Üç gün sonra rahatlatıcı bir yoga seansının ardından Şirin’le ara sokaktaki minik bir kafede karşılıklı otuyorlardı. Eylem biraz kendisinden bahsetti. Daha doğrusu Karya’nın uyduruk hayatından, oraya sözde taşınmalarından, sıradan ergen problemlerinden. Onu rahatlatmak ve kendisine açılmasını sağlamak istiyordu. Aksi gibi ketum çıkmıştı kadın.

“Siz neler yapıyorsunuz? Evli misiniz? Çocuğunuz var mı?” diye sordu Eylem sevimli sevimli.

Şirin’in bakışlarından yoğun bir hüzün bulutu geçti.

“Evliyim, evet. Çocuğum yok canım.” Bu kadarcık.

“Çalışıyor musunuz?”

“Çalışıyor…dum. Bankacıydım eskiden. Artık çalışmıyorum.”

Kadın doğru söylüyordu. Eylem bu bilgiye hünerli parmakları sayesinde ulaşmıştı.

“Neden?”

“Öyle gerekti.” Yine sustu. Eylem’e kaçamak bir bakış atıp gözlerini kaçırdı. “Kocam istemedi. O yeterince para kazanıyormuş, ne gerek varmış.”

Eylem karşılık vermedi. Kadın düpedüz mutsuzdu. Bu işte yolunda gitmeyen bir şeyler vardı.

“İnsan bazen hiç tanımadığı kişilere daha rahat anlatır ya… Benimle dertleşmek ister misiniz? Kimseyle paylaşmayacağımdan emin olabilirsiniz. Zaten bu şehirde sizden başka kimseyi tanımıyorum.”

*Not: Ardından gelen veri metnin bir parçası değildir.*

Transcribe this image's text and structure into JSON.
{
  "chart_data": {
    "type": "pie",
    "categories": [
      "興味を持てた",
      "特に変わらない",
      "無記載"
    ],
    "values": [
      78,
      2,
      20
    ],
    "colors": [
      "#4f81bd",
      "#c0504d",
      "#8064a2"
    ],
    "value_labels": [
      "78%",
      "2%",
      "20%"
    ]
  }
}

Şirin onun yüzünü dikkatle inceledi. Zihninin derinliklerinden geçenleri görürmüş gibi berraktı bakışları… Sonra dudaklarından o hiç beklenmedik sözcükler döküldü.

“Seni o tuttu, değil mi?”

Eylem oturduğu yerde bir anda buz kesti. Buna hiç hazırlıklı değildi.

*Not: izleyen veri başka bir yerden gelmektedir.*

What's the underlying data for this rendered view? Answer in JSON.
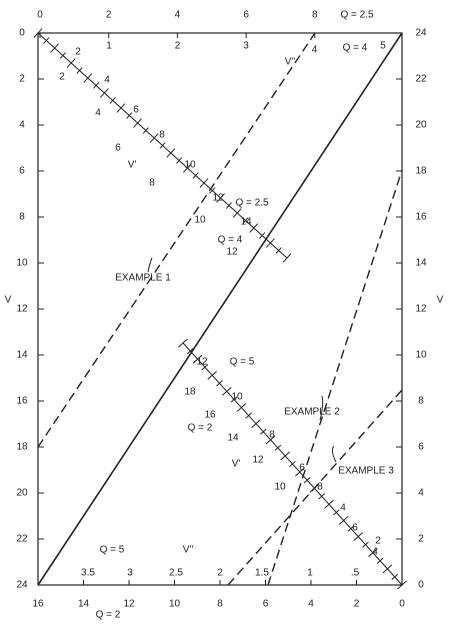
{
  "axes": {
    "top_outer": [
      "0",
      "2",
      "4",
      "6",
      "8"
    ],
    "top_outer_note": "Q = 2.5",
    "top_inner": [
      "1",
      "2",
      "3",
      "4",
      "5"
    ],
    "top_inner_note": "Q = 4",
    "top_inner_name": "V''",
    "left": [
      "0",
      "2",
      "4",
      "6",
      "8",
      "10",
      "12",
      "14",
      "16",
      "18",
      "20",
      "22",
      "24"
    ],
    "left_name": "V",
    "right": [
      "24",
      "22",
      "20",
      "18",
      "16",
      "14",
      "12",
      "10",
      "8",
      "6",
      "4",
      "2",
      "0"
    ],
    "right_name": "V",
    "bottom_outer": [
      "16",
      "14",
      "12",
      "10",
      "8",
      "6",
      "4",
      "2",
      "0"
    ],
    "bottom_outer_note": "Q = 2",
    "bottom_inner": [
      "3.5",
      "3",
      "2.5",
      "2",
      "1.5",
      "1",
      ".5"
    ],
    "bottom_inner_note": "Q = 5",
    "bottom_inner_name": "V''"
  },
  "upper_scale": {
    "labels": [
      "2",
      "2",
      "4",
      "4",
      "6",
      "6",
      "8",
      "8",
      "V'",
      "10",
      "10",
      "12",
      "12",
      "14",
      "Q = 2.5",
      "Q = 4"
    ]
  },
  "lower_scale": {
    "labels": [
      "12",
      "Q = 5",
      "18",
      "10",
      "16",
      "Q = 2",
      "8",
      "14",
      "12",
      "V'",
      "6",
      "10",
      "8",
      "4",
      "6",
      "4",
      "2"
    ]
  },
  "examples": [
    "EXAMPLE 1",
    "EXAMPLE 2",
    "EXAMPLE 3"
  ]
}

“Nasıl yani? Anlamadım. Kimden bahsediyorsunuz?”

“Daha fazla numara yapma tatlı kız. Kocamdan bahsettiğimi biliyorsun. Benden işine yarayacak bilgiler tırtıklaman için seni o tuttu, değil mi? Gençlere, çocuklara olan zaafımı kullanıyor. Kozunu güçlendirmek istiyor.”

Rahat bir soluk aldı Eylem. Kadın en azından sadece bilgi için olduğunu düşünüyordu. Şimdilik… Daha önce böylesi bir durum hiç başına gelmemişti. Nerede açık vermişti acaba? Seçeneklerini hızlıca taradı. Reddet, kaç veya kabul et! Şu an için en akıllıca karar, bu durumdan faydalanmak olacaktı galiba.

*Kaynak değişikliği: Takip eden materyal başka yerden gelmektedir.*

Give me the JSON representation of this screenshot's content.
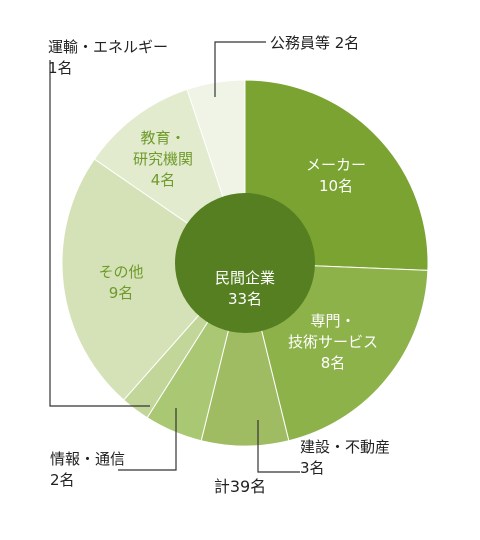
{
  "chart_data": {
    "type": "pie",
    "center": {
      "label": "民間企業",
      "value": "33名"
    },
    "total_label": "計39名",
    "slices": [
      {
        "name": "メーカー",
        "value": 10,
        "count_label": "10名",
        "group": "private",
        "color": "#7aa331"
      },
      {
        "name": "専門・技術サービス",
        "value": 8,
        "count_label": "8名",
        "group": "private",
        "color": "#8db24a"
      },
      {
        "name": "建設・不動産",
        "value": 3,
        "count_label": "3名",
        "group": "private",
        "color": "#9fbc62"
      },
      {
        "name": "情報・通信",
        "value": 2,
        "count_label": "2名",
        "group": "private",
        "color": "#aac774"
      },
      {
        "name": "運輸・エネルギー",
        "value": 1,
        "count_label": "1名",
        "group": "private",
        "color": "#c2d69a"
      },
      {
        "name": "その他",
        "value": 9,
        "count_label": "9名",
        "group": "private",
        "color": "#d5e2b7"
      },
      {
        "name": "教育・研究機関",
        "value": 4,
        "count_label": "4名",
        "group": "other",
        "color": "#e3ebcf"
      },
      {
        "name": "公務員等",
        "value": 2,
        "count_label": "2名",
        "group": "other",
        "color": "#f0f4e6"
      }
    ],
    "center_color": "#557f21"
  },
  "labels": {
    "maker": [
      "メーカー",
      "10名"
    ],
    "senmon": [
      "専門・",
      "技術サービス",
      "8名"
    ],
    "kensetsu": [
      "建設・不動産",
      "3名"
    ],
    "joho": [
      "情報・通信",
      "2名"
    ],
    "unyu": [
      "運輸・エネルギー",
      "1名"
    ],
    "sonota": [
      "その他",
      "9名"
    ],
    "kyoiku": [
      "教育・",
      "研究機関",
      "4名"
    ],
    "koumuin": "公務員等 2名"
  }
}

“Çok özür dilerim,” dedi ağlamaklı bir sesle, mahcup bakışlarını önüne eğerken. “Ben yapamam, beceremem demiştim aslında ama beni çok zorladı. Nereden anladınız?”

“Daha önce de yaptı çünkü. Defalarca peşime birilerini taktı ama istediği sonucu alamadı. Hâlâ tırmalayıp duruyor.”

Ağzı bir karış açık kaldı Eylem’in.

“Aklınca benim sadakatimi sorguluyor. Kime, ne anlatıyorum, onu ele veriyor muyum görmek istiyor. Ona göre cezamı kesecek. Bıktım artık, yıllardır bu kapanın içindeyim, kurtulamıyorum!”

Bu kadarı da fazlaydı cidden.

“Lütfen bana şu işin doğrusunu anlatır mısınız? Benim kafam çok karıştı.”

Şirin önce duyulmadığından emin olmak için sağı solu kolaçan etti, sonra masaya eğilip sessizce anlatmaya koyuldu.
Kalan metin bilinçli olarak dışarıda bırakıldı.